El 19 de julio, las naves se desacoplaron, realizaron un nuevo acoplamiento para pruebas adicionales y finalmente se separaron. El "Soyuz-19" aterrizó el 21 de julio en Kazajstán, y el "Apolo" amerizó en el Océano Pacífico el 25 de julio.
Pensé que, al abrir las escotillas en el espacio, estábamos abriendo una nueva era en la historia de la humanidad.
Esta misión sentó las bases para la cooperación internacional en el espacio, que luego se materializó en la creación de la Estación Espacial Internacional (ISS).
Alexei Leonov, cuyos talentos artísticos complementaban su experiencia como cosmonauta, creó retratos de colegas estadounidenses en órbita y luego escribió el libro "Viento solar", donde describió la misión en detalle.
Ni una sola vez ninguno de los participantes del programa "Soyuz-Apolo" dijo una sola palabra desagradable sobre la otra parte.
La misión "Soyuz-Apolo" demostró que la ciencia y la búsqueda del conocimiento pueden unir a las personas. Se convirtió en un ejemplo de cómo el trabajo conjunto por un objetivo común puede superar las barreras. Hoy, cuando las tripulaciones internacionales trabajan en la ISS y los planes de vuelos a Marte se están convirtiendo en realidad, el "apretón de manos en el espacio" sigue siendo un símbolo inspirador.
El espacio no pertenece a un solo país. Pertenece a todos los que están dispuestos a explorarlo juntos.

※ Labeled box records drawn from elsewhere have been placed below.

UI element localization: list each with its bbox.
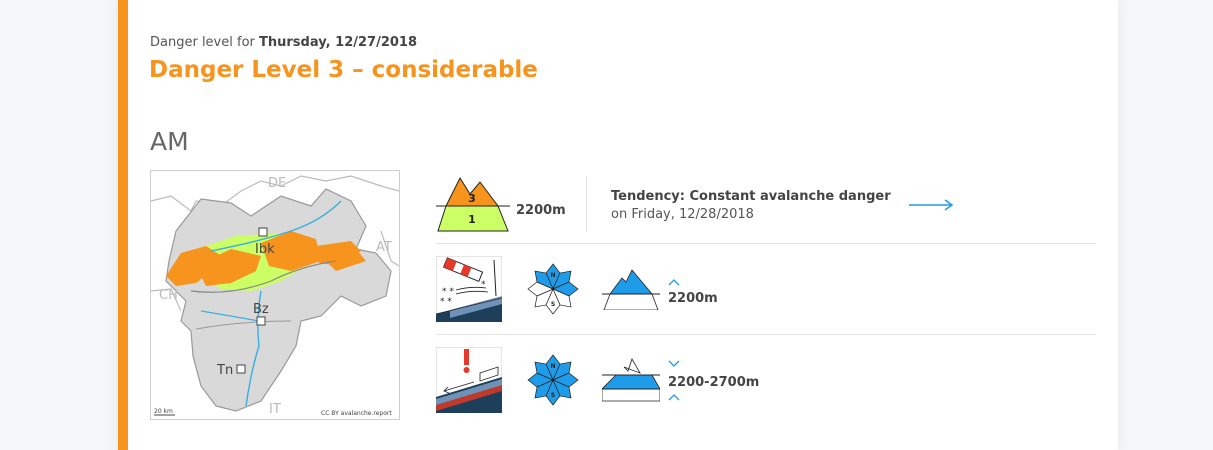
problem-elevation: 2200-2700m	[668, 375, 760, 390]
label-at: AT	[376, 240, 392, 255]
divider-1	[436, 243, 1096, 244]
chevron-up-icon	[668, 279, 680, 286]
danger-level-mountain-icon: 3 1	[436, 176, 510, 232]
label-de: DE	[268, 176, 286, 191]
label-tn: Tn	[216, 363, 233, 378]
river-adige	[245, 290, 262, 407]
forecast-date: Thursday, 12/27/2018	[259, 35, 418, 50]
svg-text:* *: * *	[442, 287, 454, 297]
river-inn	[210, 200, 342, 252]
tendency-block[interactable]: Tendency: Constant avalanche danger on F…	[611, 189, 891, 222]
tendency-title: Tendency: Constant avalanche danger	[611, 189, 891, 204]
zone-level3-east2	[326, 249, 366, 271]
danger-rating-row: 3 1 2200m Tendency: Constant avalanche d…	[436, 176, 1096, 242]
label-it: IT	[269, 402, 281, 417]
danger-accent-bar	[118, 0, 128, 450]
danger-card: Danger level for Thursday, 12/27/2018 Da…	[118, 0, 1118, 450]
elevation-above-icon	[602, 269, 660, 310]
aspect-compass-icon: N S	[527, 263, 579, 315]
tendency-date: on Friday, 12/28/2018	[611, 207, 754, 222]
divider-2	[436, 334, 1096, 335]
svg-text:S: S	[551, 392, 555, 399]
map-scale-label: 20 km	[154, 408, 173, 415]
svg-text:* *: * *	[440, 297, 452, 307]
label-ibk: Ibk	[255, 242, 275, 257]
aspect-compass-icon: N S	[527, 354, 579, 406]
wind-slab-icon: * * * * *	[436, 256, 502, 322]
river-west	[200, 310, 260, 322]
internal-border	[190, 260, 337, 293]
label-bz: Bz	[253, 302, 269, 317]
period-label: AM	[150, 127, 189, 156]
region-map[interactable]: DE AT CH IT Ibk Bz Tn 20 km CC BY avalan…	[150, 170, 400, 420]
elevation-band-icon	[602, 358, 660, 402]
date-prefix: Danger level for	[150, 35, 255, 50]
region-map-graphic: DE AT CH IT Ibk Bz Tn 20 km CC BY avalan…	[151, 175, 399, 417]
upper-level-number: 3	[468, 192, 476, 205]
neighbor-border-east	[380, 230, 399, 267]
chevron-up-icon	[668, 394, 680, 401]
danger-elevation: 2200m	[516, 203, 566, 218]
row-divider	[586, 176, 587, 232]
date-line: Danger level for Thursday, 12/27/2018	[150, 35, 417, 50]
euregio-area	[165, 188, 392, 412]
danger-level-title: Danger Level 3 – considerable	[149, 57, 538, 83]
avalanche-problem-row: * * * * * N S 2200m	[436, 256, 1096, 326]
internal-border-south	[195, 320, 292, 330]
zone-level3-center	[196, 249, 261, 286]
city-marker-tn	[236, 364, 246, 374]
label-ch: CH	[159, 288, 178, 303]
zone-level3-north	[261, 231, 321, 271]
neighbor-border-west	[151, 288, 182, 312]
lower-level-number: 1	[468, 213, 476, 226]
chevron-down-icon	[668, 360, 680, 367]
map-credit: CC BY avalanche.report	[321, 410, 392, 417]
city-marker-bz	[256, 316, 266, 326]
svg-text:N: N	[550, 272, 555, 279]
tendency-arrow-icon	[909, 199, 954, 211]
avalanche-problem-row: N S 2200-2700m	[436, 347, 1096, 417]
svg-text:N: N	[550, 363, 555, 370]
persistent-weak-layers-icon	[436, 347, 502, 413]
problem-elevation: 2200m	[668, 291, 718, 306]
zone-level3-east	[316, 241, 361, 266]
svg-text:S: S	[551, 301, 555, 308]
city-marker-ibk	[258, 227, 268, 237]
svg-text:*: *	[481, 280, 486, 290]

Han pasado casi 50 años desde el histórico apretón de manos en órbita, pero el espíritu de cooperación establecido por las tripulaciones del "Soyuz" y el "Apolo" sigue vivo. En abril de 2025, la nave "Soyuz MS-27" partió hacia la Estación Espacial Internacional con una tripulación internacional a bordo: los cosmonautas rusos Alexei Zubritsky, Sergei Ryzhikov y el astronauta estadounidense de la NASA Johnny Kim. El trabajo conjunto en la ISS hoy incluye docenas de experimentos científicos, desde estudiar el impacto de la ingravidez en el cuerpo humano hasta probar nuevos materiales. Y si en 1975 los cosmonautas y astronautas solo estaban aprendiendo a trabajar juntos, hoy se ha convertido en la norma: una prueba diaria de que el espacio realmente une. Pero es importante recordar: esta norma fue posible gracias a aquellos que fueron los primeros en extender una mano a través de la cortina de hierro de la órbita. Y las nuevas generaciones de investigadores no solo tienen que continuar esta tradición, sino también llevarla a un nuevo nivel: a la Luna, Marte y más allá.